Political arithmetic is always suspect, and one should always examine carefully the claims of those seeking votes. Smart observers have learned to distinguish between the claims of political candidates and their advisers and proposals that have been evaluated by independent scorekeepers such as the Congressional Budget Office (CBO).
This principle was aptly illustrated by the "budget analysis" Mitt Romney's chief economic adviser, Glenn Hubbard, recently put forward. In a Wall Street Journal op-ed this week, Hubbard constructs a budget plan that he imagines President Obama might propose someday, engages in a set of his own extrapolations and then makes assertions about it. He does not discuss the actual Obama plan or how it has been evaluated by the CBO. Nor does Hubbard invest his credibility in defending the claims that Romney has made about his own fiscal plans. He simply states that "Yes, President Obama and Mitt Romney have budgets with competing visions. But Gov. Romney's budget makes tough choices" — without delving into the specifics or trade-offs that Romney's "tough choices" entail.

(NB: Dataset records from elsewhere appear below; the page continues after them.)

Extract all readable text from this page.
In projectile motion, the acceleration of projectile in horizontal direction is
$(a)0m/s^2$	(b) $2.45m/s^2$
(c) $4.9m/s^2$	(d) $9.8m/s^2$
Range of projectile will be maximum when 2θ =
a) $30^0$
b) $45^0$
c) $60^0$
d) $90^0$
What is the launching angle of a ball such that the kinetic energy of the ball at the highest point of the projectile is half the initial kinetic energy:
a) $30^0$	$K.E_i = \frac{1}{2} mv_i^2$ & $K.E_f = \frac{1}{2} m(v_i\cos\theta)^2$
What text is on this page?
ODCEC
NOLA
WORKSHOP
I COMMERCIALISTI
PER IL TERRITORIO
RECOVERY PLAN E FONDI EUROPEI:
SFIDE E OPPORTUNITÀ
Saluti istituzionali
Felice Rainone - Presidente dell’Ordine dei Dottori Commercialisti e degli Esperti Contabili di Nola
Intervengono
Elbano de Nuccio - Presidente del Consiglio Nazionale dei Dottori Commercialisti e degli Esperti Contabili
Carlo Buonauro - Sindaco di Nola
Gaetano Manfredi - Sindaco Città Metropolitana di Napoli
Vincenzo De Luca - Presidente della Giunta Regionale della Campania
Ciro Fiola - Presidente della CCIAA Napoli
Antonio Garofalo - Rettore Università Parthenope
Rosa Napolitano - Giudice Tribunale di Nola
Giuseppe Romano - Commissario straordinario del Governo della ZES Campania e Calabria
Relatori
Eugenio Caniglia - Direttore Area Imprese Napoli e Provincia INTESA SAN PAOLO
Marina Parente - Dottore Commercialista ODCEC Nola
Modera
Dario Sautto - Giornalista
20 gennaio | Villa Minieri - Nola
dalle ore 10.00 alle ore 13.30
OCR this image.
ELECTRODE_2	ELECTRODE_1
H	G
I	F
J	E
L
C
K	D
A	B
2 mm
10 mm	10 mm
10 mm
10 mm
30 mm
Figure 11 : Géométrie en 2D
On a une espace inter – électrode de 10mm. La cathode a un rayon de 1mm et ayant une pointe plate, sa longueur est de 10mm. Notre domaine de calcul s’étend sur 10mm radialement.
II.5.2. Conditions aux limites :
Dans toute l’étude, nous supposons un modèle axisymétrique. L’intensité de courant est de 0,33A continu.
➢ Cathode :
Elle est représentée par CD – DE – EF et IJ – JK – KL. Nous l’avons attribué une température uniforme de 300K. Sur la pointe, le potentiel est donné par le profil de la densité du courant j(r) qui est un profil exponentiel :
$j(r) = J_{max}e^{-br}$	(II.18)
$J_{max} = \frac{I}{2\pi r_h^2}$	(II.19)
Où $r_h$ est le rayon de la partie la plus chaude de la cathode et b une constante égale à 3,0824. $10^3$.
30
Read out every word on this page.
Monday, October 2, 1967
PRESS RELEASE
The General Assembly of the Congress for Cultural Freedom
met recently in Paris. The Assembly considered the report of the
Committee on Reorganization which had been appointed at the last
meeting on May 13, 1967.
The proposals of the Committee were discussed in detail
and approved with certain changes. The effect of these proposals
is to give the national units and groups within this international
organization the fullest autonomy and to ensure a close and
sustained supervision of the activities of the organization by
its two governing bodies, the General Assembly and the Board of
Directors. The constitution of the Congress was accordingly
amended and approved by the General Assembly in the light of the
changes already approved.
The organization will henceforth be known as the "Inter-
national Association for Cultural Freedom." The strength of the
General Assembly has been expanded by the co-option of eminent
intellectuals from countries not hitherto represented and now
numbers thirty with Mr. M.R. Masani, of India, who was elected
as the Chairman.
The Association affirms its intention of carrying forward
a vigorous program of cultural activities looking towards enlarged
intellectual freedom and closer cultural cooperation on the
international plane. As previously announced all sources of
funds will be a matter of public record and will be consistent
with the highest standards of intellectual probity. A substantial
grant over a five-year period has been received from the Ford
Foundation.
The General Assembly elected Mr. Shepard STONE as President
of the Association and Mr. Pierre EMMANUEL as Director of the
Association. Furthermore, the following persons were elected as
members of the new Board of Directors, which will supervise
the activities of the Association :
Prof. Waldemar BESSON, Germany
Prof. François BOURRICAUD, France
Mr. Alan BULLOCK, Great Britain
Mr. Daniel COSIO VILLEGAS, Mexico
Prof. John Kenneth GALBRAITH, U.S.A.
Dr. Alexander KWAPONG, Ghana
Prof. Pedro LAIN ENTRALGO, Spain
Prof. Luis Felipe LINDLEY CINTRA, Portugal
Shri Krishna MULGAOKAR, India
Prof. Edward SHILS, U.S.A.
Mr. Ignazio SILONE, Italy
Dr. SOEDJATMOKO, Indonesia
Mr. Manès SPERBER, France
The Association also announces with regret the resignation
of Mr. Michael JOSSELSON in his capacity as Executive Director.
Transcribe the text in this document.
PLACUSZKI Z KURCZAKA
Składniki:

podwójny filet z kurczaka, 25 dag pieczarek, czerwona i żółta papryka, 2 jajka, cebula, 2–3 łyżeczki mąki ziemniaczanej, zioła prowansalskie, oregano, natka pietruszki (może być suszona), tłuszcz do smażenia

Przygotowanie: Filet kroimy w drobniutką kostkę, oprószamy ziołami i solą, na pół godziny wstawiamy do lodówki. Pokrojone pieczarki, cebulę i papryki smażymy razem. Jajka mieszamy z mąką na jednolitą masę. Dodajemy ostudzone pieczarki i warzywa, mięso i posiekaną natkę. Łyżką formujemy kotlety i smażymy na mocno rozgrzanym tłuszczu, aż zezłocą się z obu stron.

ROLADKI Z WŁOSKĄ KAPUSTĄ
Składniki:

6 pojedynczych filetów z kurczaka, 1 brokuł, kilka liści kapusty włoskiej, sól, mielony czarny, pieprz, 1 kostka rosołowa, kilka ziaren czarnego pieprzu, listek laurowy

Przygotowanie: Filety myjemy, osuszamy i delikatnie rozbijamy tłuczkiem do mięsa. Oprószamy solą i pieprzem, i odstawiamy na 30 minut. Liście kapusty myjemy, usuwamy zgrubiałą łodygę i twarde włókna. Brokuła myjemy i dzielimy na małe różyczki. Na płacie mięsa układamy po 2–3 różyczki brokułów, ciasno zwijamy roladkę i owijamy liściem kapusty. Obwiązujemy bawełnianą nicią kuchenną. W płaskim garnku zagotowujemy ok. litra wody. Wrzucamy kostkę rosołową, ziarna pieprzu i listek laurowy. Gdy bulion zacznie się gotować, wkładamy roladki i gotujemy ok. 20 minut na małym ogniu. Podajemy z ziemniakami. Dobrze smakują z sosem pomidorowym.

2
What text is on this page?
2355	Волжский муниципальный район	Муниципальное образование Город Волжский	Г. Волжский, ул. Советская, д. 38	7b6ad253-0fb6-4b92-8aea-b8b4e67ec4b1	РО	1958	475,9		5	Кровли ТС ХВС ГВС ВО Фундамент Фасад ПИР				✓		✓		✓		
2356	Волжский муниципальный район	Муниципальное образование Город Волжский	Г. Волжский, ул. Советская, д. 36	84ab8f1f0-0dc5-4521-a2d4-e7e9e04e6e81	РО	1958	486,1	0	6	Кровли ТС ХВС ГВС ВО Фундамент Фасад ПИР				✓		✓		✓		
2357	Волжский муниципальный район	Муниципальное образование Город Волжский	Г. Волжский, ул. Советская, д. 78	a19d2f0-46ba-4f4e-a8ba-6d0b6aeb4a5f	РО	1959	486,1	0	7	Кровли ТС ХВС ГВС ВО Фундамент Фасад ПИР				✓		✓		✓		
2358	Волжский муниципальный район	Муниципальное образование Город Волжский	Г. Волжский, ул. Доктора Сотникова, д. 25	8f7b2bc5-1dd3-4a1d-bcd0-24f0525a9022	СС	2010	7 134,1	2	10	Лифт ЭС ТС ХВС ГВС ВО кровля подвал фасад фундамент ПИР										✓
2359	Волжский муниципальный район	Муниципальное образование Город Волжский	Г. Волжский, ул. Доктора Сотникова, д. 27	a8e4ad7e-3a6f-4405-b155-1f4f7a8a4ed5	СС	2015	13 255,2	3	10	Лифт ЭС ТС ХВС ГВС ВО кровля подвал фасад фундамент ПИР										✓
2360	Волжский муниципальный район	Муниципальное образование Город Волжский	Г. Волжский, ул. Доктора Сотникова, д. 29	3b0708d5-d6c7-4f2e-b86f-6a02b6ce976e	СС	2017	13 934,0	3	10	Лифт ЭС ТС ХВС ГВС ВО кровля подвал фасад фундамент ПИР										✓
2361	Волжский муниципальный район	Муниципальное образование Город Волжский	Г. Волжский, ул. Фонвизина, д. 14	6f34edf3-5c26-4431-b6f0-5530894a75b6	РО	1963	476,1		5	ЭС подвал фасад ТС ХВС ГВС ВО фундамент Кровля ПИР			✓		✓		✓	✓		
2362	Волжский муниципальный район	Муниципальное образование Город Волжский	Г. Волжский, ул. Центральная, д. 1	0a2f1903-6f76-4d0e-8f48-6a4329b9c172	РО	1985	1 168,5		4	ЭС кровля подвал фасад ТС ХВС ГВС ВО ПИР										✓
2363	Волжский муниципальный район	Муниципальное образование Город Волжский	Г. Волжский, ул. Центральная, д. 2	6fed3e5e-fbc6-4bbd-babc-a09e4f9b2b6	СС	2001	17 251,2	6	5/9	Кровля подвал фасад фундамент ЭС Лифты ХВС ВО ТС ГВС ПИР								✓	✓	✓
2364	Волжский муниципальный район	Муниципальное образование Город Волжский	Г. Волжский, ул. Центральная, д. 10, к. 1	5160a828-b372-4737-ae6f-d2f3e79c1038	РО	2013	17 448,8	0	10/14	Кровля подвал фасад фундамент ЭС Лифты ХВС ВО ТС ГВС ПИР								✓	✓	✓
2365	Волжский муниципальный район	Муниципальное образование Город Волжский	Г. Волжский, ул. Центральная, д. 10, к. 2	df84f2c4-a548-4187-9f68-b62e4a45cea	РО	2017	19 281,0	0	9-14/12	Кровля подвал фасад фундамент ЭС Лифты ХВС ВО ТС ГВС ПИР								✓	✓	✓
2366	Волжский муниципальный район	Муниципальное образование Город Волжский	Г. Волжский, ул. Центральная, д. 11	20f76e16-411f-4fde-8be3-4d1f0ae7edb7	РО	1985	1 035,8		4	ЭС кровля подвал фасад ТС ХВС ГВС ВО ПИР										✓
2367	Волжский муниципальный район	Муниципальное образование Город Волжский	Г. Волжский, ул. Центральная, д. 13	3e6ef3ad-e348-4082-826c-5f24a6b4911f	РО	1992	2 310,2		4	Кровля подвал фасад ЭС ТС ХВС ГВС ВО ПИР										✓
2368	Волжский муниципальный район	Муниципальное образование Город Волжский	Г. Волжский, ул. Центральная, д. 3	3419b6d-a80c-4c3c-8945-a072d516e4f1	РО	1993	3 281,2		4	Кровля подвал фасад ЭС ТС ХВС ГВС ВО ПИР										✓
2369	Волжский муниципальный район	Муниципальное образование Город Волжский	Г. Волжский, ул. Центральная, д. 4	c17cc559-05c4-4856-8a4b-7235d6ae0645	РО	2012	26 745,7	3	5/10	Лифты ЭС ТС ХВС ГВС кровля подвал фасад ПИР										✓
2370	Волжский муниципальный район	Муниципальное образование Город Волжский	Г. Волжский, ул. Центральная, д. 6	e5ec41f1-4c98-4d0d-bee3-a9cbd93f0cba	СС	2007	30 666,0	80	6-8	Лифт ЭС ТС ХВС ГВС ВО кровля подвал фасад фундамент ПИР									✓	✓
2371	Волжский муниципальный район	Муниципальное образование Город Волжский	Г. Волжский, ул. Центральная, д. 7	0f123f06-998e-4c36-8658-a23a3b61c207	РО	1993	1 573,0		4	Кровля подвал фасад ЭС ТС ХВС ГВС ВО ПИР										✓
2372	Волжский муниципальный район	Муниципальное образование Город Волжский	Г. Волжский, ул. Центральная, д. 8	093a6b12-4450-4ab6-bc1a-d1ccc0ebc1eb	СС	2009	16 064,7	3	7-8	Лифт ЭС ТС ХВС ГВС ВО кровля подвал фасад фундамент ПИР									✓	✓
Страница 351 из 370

The president put forward a planthis year that would reduce deficits by more than $4 trillion over the next decade. It would bring federal discretionary spending to its lowest levels since the 1960s. It includes $2.50 in spending cuts for every $1 in additional revenue. It also asks everyone to pay his or her fair share of taxes, repealing the Bush tax cuts for families making more than $250,000 a year and closing loopholes and shelters such as preferences for private jets, hedge fund managers and offshore investments.